I el Cantar de los cantares se nos muestra, ante todo, como libro rosa de amor juvenil, ¿podría interesar todavía hoy a gente seria, reflexiva? Y si, además, no habla de Dios, ni de hijos, ni de religión, ¿con qué méritos habría que seguir venerándolo en el sagrado templo de la Biblia?

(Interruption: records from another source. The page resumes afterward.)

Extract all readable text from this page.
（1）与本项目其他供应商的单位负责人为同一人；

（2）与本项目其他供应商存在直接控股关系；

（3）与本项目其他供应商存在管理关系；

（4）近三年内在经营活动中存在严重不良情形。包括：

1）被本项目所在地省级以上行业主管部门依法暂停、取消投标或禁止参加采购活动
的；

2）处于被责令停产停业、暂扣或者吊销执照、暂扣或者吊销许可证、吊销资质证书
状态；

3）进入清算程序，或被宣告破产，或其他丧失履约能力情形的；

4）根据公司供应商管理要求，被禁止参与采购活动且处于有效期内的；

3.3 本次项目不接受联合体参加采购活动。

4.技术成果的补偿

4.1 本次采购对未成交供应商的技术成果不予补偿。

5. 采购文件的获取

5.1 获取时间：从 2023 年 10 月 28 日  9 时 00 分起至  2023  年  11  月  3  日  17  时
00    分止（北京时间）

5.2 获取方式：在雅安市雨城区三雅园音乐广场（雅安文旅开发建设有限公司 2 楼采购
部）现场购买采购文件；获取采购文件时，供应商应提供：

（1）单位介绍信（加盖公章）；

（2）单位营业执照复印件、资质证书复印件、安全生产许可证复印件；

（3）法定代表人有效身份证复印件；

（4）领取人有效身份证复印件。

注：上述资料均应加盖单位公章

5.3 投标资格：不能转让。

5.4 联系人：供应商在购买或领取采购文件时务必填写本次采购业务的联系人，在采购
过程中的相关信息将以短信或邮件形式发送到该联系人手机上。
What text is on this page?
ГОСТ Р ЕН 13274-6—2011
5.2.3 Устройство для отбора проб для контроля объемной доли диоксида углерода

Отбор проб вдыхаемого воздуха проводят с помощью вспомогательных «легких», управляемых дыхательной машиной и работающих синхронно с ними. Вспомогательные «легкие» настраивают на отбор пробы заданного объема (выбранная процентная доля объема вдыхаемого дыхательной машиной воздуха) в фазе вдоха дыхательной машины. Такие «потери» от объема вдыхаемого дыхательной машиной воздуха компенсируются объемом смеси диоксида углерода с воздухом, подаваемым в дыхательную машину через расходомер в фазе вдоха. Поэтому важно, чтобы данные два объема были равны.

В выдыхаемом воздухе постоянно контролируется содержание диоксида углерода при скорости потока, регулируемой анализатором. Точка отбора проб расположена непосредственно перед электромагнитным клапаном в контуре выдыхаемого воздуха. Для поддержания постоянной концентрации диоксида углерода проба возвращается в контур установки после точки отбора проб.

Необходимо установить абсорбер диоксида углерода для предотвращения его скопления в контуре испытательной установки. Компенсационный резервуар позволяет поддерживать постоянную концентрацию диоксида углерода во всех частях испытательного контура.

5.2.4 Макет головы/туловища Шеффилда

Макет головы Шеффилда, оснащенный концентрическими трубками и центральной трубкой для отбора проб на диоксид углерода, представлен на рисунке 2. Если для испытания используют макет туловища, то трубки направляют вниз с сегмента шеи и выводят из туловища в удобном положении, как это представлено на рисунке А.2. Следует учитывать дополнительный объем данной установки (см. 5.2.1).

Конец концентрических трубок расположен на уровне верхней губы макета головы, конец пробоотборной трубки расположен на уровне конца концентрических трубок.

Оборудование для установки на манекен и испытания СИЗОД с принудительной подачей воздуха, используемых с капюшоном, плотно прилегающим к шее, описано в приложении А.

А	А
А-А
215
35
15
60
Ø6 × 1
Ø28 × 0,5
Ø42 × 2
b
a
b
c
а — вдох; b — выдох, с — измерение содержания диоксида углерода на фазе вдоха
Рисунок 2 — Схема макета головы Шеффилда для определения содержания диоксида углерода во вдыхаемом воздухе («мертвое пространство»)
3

Dios hace bien las cosas. Si las breves hojas de ese poema fuesen un día arrancadas de cuajo, repartidas se descubrirían sus raíces por todo el inspirado texto. Porque, en verdad, toda la Sagrada Escritura es un Libro de Amor. Recordemos parejas: Eva y Adán, Abraham y Sara, Isaac y Rebeca, Raquel y Jacob, Sara y Tobías, y, sobre todas ellas, Dios e Israel. Así escribió el profeta Ezequiel (Ez 7,1ss):

Creciste y te hiciste moza, llegaste a la sazón;
tus senos se afirmaron y el vello te brotó,
pero estabas desnuda y en cueros.
Pasando de nuevo a tu lado, te vi en la edad del amor;
extendí sobre ti mi manto para cubrir tu desnudez;
te comprometí con juramento, hice alianza contigo
-oráculo del Señor- y fuiste mía.

Quien habla es Dios, evocando momentos de ternura en su romance con el pueblo elegido. El Cantar se nos abre como flor exótica en lo alto de un muro: nadie se explica cómo ha llegado allí, pero todos reconocen su belleza, su aroma, su alegría. La erótica del Cantar es abierta: no habla de Dios, pero lleva a Dios. No menciona a los hijos, pero exalta la fecundidad. No predica sermones de sexo y ángeles, pero presenta un encantador, moderno, bíblico estilo de relación.

Aunque ambos jueguen, como en un psicodrama, diversos papeles (de rey, pastor, labrador...), todos sabemos que detrás hay dos seres humanos que se abandonan uno al otro en el abrazo de un nosotros. Y que ese tú es misterio fascinante, sobrecogedor, inabarcable.


Para el amante, apoyado por el Coro, ella es su cielo: "¿Quién es aquella que asoma como la aurora, / hermosa como la luna, / radiante como el sol, / imponente como un ejército de estrellas?" (6,10).

Para la amada, él es "gallardo como el Líbano" (5,15), impresionante como la estatua de un dios: "Marfil tallado es su cuerpo, / todo incrustado de zafiros. / Como columnas de alabastro, sus piernas / se asientan en basas de oro puro" (5,14s). Descansará la enamorada bajo sus ramas de manzano como Israel bajo el manto de Dios: "A su sombra apetecida estoy sentada" (2,3).

El amor que sienten por ese tú habrá que escribirlo con mayúscula, porque –como le ocurrió a Teresa en su transverberación– quema las entrañas con misterioso dardo. Es el Amor: verdadera llamarada de Dios (8,6). Y el tú cercano: camino y presencia del Tú absoluto. El Cantar es humano, muy humano, con semilla divina en cada surco.

Erotismo abierto de amantes hacia la unidad: "Yo soy para mi amado, y mi amado es para mí" (6,3). Hacia la fecundidad: cuando nace la vida alrededor –¡es primavera (2,8-14)!–, ella le conduce al dormitorio de su madre (3,4), le acunará como a un bebé (8,2). El lenguaje es sutil, alusivo. Poderoso. Encarnan metavalores de sexualidad adulta dos románticos adolescentes.